If you have workers spread across multiple states, you face unique challenges when it comes to providing your employees with health insurance. State-specific insurance requirements might make it difficult for you to cover all of your workers under a single plan. Fortunately, there are several ways to address this problem that may allow you to offer your employees the health coverage that they want.
The Challenges of Having Workers in Multiple States
- They don’t qualify for group health insurance due to state-specific insurance requirements. Insurance carriers must comply with federal rules, but they’re regulated at the state level, and some carriers won’t cover out-of-state employees. Others will permit coverage for out-of-state workers only when a majority of eligible employees are located in state.
- Their out-of-state workers don’t qualify for the company’s plan, but the company wants to find a way to cover them.

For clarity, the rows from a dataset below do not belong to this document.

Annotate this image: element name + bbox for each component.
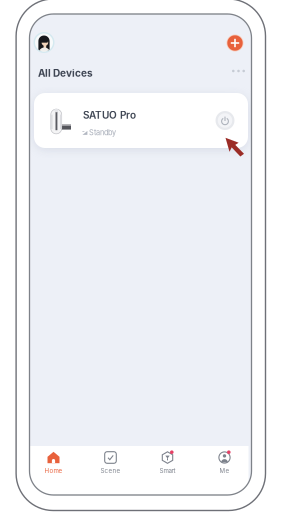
staticText: Me: [220, 467, 230, 474]
staticText: Standby: [89, 128, 116, 137]
button[interactable]: SATUO Pro: [34, 93, 248, 148]
staticText: Smart: [160, 467, 176, 474]
button[interactable]: Power: [216, 111, 234, 130]
staticText: Scene: [100, 467, 120, 474]
button[interactable]: Scene: [82, 446, 139, 495]
button[interactable]: Profile: [34, 32, 54, 53]
button[interactable]: More options: [223, 64, 245, 78]
button[interactable]: Home: [25, 446, 82, 495]
staticText: Home: [44, 467, 62, 474]
button[interactable]: Me: [196, 446, 253, 495]
staticText: SATUO Pro: [83, 109, 136, 121]
button[interactable]: Smart: [139, 446, 196, 495]
staticText: All Devices: [38, 67, 93, 79]
button[interactable]: Add device: [226, 34, 244, 52]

- Their employees pay for their own private coverage, but would like the company to pitch in.
- They find it too difficult to navigate the myriad multistate rules in the SHOP marketplace.
If these sound like familiar struggles, you have three options: one national plan, separate state plans, or a health reimbursement arrangement (HRA).
Option 1: Offering One National Plan
Offering one national plan eliminates the need to keep track of multiple states’ rules, notifications and underwriting guidelines. All employees receive the same group health insurance regardless of where they live, and no one is left in the cold when it comes to coverage.
However, choice is limited as few insurance carriers offer national plans. Additionally, this convenience could come with a hefty price tag, which could put it out of reach for many small businesses
Option 2: Offering Separate State Plans
Another option is to offer separate state plans to accommodate workers in multiple states. This allows employees to receive coverage that’s tailored to their needs and preferences.
On the downside, managing multiple policies can be a complicated and time-consuming prospect—especially for a small business. Additionally, businesses located in a state with its own health insurance exchange must create an account for each marketplace rather than using a single account through the federal exchange.
Option 3: Offering a QSEHRA
A third option for businesses with multistate employees is to offer a health reimbursement plan like the qualified small employer health reimbursement arrangement (QSEHRA). With the Small Business HRA, businesses set a fixed monthly allowance for all employees regardless of which state they call home. The employees then purchase an individual policy and request reimbursement for the premium (along with other qualified out-of-pocket expenses) from the business.
This allows employees to select the coverage that best suits them, it ensures that everyone receives the same amount of money to put toward their insurance policies and medical costs, and it eliminates many of the administrative headaches associated with group health insurance. As an added bonus, an HRA typically saves businesses money over a national policy or separate policies in multiple states.
Group health insurance doesn’t work for everyone, and other solutions for employees working in multiple states can be expensive and complicated. Whether you employ workers across the state line or across the country, an HRA might be a better fit for your employees’ needs as well as your company’s bottom line.